Whilst it may not be easy to develop objective measures of intelligence for comparing intellect across a population, it’s fairly easy to approximate the intelligence of an individual participant by evaluating how they use logic & reasoning to approach a novel task.
There are plenty of challenges which any individual human has never encountered before, but few which are novel to humanity as a whole. Which leads me to the problem of testing LLM intelligence.
LLMs - The Ultimate Memorization Machine
LLMs are trained on incalculable large datasets. Every website, book, podcast, blog post, video, and white paper; absolutely any and every piece of information the AI companies could get their hands on. Additionally, LLMs are refined with copious amounts of human-driven training from processes like RLHF, as well as given the ability to search the internet in realtime. In essence, so much training data goes into building LLMs, that not even their creators know the totality of what’s in their dataset. This leads to two clear problems.
- How do you come up with a novel tasks to test the intelligence of a system which has instantaneous access to almost all of human knowledge.
- How do you confirm that the LLM was actually able to truly solve such a problem, and that the answer wasn’t already in its dataset or bruteforced.
I’d say it’s clearly a mistake to test a system with almost all of human knowledge at its disposal on tests designed for humans with access to limited information, but I think this is very much by design.
The tech companies want to sell investors and consumers on their solutions, so there’s no sense in being realistic about the limitations of their capabilities. Instead, they capitalize on AI’s vast “knowledge” by touting its prowess on tests where information can be used as a substitute for intelligence.
The AI Intelligence Paradox
While we can argue in circles for eternity whether, on a philosophical level, LLMs can reason or understand, there seems to be a pretty easy way to evaluate their intelligence.
Though it may be extremely difficult to create a truly novel task for LLMs to attempt, we already have plenty of known problems for which novel solutions are required. The sciences are littered with unsolved equations, unanswered questions, and incomplete theories.
So then, why aren’t we seeing major scientific breakthroughs coming from LLMs?
If someone like Einstein could revolutionize physics with access to only as much literature as a human at that time could have realistically consumed, why can’t LLMs, with access to a billion trillion times more information, seem to do anything of value at all.

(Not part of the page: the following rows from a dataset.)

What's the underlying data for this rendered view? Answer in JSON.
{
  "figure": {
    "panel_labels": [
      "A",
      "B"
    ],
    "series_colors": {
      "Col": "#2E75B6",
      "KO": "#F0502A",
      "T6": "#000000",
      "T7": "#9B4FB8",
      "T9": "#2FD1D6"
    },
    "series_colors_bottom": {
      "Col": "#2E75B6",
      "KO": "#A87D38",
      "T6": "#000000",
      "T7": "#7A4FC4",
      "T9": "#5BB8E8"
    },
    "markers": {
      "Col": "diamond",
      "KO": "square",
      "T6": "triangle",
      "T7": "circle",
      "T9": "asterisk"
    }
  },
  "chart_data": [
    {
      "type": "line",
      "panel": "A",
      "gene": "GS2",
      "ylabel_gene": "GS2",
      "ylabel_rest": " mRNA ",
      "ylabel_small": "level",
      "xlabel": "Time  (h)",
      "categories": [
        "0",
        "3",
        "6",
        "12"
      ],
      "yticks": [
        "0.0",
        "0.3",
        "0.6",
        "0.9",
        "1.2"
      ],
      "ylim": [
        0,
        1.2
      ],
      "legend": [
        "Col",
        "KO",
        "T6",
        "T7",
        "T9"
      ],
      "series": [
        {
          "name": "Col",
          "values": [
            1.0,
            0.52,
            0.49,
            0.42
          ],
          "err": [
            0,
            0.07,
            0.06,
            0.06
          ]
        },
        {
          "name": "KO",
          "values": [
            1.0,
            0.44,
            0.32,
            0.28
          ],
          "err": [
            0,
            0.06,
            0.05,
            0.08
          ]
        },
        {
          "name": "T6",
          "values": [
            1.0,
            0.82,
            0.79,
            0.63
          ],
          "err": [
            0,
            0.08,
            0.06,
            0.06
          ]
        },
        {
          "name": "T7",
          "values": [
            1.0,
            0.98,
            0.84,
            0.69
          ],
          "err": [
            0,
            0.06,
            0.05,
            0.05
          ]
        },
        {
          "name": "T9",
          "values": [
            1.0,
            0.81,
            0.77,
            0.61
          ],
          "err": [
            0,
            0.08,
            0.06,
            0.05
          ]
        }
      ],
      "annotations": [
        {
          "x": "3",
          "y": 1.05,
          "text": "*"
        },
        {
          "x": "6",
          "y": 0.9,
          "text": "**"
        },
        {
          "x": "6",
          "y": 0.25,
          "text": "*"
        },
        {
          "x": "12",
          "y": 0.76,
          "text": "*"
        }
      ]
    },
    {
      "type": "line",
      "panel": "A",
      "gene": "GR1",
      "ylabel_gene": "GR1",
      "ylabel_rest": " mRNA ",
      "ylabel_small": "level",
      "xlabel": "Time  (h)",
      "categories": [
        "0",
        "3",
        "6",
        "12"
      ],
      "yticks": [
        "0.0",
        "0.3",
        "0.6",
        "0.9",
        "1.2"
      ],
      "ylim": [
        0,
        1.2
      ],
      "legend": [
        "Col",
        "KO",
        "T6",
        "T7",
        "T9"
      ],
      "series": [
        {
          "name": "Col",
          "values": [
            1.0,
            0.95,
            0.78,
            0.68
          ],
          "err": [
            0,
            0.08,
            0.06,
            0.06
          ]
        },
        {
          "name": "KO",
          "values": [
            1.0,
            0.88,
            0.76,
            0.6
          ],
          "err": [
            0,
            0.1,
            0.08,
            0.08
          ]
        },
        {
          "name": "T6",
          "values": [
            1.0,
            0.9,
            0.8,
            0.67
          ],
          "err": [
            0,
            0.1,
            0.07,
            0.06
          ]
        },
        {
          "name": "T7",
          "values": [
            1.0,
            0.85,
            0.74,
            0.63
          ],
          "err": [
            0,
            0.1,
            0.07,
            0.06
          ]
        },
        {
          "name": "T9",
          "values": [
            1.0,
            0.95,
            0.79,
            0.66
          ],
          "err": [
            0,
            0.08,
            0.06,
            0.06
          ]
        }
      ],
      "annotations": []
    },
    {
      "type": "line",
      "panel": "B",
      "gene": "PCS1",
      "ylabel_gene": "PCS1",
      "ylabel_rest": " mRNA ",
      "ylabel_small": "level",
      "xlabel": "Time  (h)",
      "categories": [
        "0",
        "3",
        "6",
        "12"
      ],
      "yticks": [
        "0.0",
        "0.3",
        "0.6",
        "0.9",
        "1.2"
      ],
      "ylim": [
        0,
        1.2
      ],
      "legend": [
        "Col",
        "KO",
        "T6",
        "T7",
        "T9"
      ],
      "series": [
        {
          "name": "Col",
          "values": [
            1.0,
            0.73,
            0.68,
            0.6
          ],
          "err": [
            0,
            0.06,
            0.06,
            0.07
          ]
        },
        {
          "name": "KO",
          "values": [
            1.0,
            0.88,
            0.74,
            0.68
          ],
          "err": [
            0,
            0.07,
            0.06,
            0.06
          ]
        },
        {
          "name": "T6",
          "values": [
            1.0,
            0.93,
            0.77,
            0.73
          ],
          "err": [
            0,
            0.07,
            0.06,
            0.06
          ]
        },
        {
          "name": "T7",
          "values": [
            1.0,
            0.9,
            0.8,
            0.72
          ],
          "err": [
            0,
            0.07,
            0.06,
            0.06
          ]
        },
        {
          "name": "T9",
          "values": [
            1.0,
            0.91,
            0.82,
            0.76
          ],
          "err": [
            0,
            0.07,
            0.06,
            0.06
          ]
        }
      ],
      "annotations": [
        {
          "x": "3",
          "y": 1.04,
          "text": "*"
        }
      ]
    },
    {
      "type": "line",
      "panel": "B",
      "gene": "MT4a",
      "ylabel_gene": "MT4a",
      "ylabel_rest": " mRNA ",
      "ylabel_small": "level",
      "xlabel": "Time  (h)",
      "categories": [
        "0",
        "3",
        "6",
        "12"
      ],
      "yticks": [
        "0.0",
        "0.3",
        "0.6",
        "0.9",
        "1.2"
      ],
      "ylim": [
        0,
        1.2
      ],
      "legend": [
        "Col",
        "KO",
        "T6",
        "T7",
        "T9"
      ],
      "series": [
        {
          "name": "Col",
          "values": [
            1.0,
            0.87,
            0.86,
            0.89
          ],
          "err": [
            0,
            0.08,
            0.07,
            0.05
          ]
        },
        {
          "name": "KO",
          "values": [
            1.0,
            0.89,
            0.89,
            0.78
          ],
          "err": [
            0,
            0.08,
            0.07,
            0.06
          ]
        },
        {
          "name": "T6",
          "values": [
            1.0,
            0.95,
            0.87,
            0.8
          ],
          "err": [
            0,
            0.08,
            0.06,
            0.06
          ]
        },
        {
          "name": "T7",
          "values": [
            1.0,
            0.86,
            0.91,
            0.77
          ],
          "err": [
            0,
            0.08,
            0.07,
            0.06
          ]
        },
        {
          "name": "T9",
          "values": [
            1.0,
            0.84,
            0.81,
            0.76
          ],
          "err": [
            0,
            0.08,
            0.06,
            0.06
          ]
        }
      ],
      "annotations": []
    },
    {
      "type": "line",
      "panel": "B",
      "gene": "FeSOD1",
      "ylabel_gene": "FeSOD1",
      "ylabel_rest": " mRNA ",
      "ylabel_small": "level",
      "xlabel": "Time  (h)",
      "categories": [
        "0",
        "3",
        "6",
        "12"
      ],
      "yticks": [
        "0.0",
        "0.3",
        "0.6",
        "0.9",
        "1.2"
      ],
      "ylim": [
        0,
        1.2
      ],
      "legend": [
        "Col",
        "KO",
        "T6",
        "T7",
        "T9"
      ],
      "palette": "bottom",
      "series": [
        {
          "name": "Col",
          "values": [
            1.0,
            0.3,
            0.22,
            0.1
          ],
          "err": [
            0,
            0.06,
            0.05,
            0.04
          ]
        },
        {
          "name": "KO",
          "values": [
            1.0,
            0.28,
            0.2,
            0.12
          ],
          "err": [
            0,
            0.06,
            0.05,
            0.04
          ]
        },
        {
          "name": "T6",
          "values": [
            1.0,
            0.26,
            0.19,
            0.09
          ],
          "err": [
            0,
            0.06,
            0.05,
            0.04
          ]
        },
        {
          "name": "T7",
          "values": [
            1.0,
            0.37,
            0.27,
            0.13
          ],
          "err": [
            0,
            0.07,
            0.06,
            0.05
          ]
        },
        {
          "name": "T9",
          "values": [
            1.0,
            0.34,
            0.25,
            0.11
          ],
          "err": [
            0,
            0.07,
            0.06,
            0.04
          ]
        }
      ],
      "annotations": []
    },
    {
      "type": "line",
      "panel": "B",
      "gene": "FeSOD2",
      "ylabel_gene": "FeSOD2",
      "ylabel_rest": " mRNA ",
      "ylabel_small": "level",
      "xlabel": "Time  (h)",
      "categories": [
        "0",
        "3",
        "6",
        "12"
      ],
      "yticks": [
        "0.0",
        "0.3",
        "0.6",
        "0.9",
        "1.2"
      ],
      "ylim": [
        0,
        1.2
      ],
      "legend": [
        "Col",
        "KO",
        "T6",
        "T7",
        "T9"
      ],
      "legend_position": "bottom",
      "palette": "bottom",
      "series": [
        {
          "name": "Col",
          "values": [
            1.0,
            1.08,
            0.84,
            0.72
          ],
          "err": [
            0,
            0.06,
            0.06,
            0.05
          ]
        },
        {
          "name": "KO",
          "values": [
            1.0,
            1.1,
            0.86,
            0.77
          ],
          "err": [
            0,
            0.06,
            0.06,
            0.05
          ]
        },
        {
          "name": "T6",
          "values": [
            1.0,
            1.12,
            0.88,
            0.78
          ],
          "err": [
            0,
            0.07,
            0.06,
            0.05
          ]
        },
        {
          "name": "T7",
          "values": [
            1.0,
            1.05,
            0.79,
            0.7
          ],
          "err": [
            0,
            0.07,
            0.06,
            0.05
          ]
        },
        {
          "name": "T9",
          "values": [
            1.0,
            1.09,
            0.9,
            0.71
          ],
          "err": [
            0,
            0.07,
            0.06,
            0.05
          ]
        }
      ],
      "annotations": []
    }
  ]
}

I would expect that if it were possible to increase the capacity of the human brain to contain all information ever recorded, even a person of below average intelligence would be able to accomplish amazing feats. So, then, why can’t LLMs? With the amount of data available to every LLM, I’d expect major scientific breakthroughs to be falling from the sky, but instead, we’re drowning in an endless torrent of low-quality slop.
Even if we concede that LLMs are not autonomous agents, thus are reliant on a human operator, there are plenty of extraordinarily intelligent people using LLMs. Yet still, even with an intelligent operator, why are LLMs not responsible for an abundance of scientific breakthroughs.
I think the reasonable conclusion is that LLMs are simply not intelligent.
Without intelligence, LLMs cannot truly reason; therefore, cannot perform outside the bounds of what’s already known to them through their dataset. At best, they will be able to use pattern recognition to solve new variants of existing problems. I simply don’t believe LLMs are the path to superintelligence, Artificial General Intelligence, or even intelligence at all. What we have is not intelligence. It’s Google on steroids.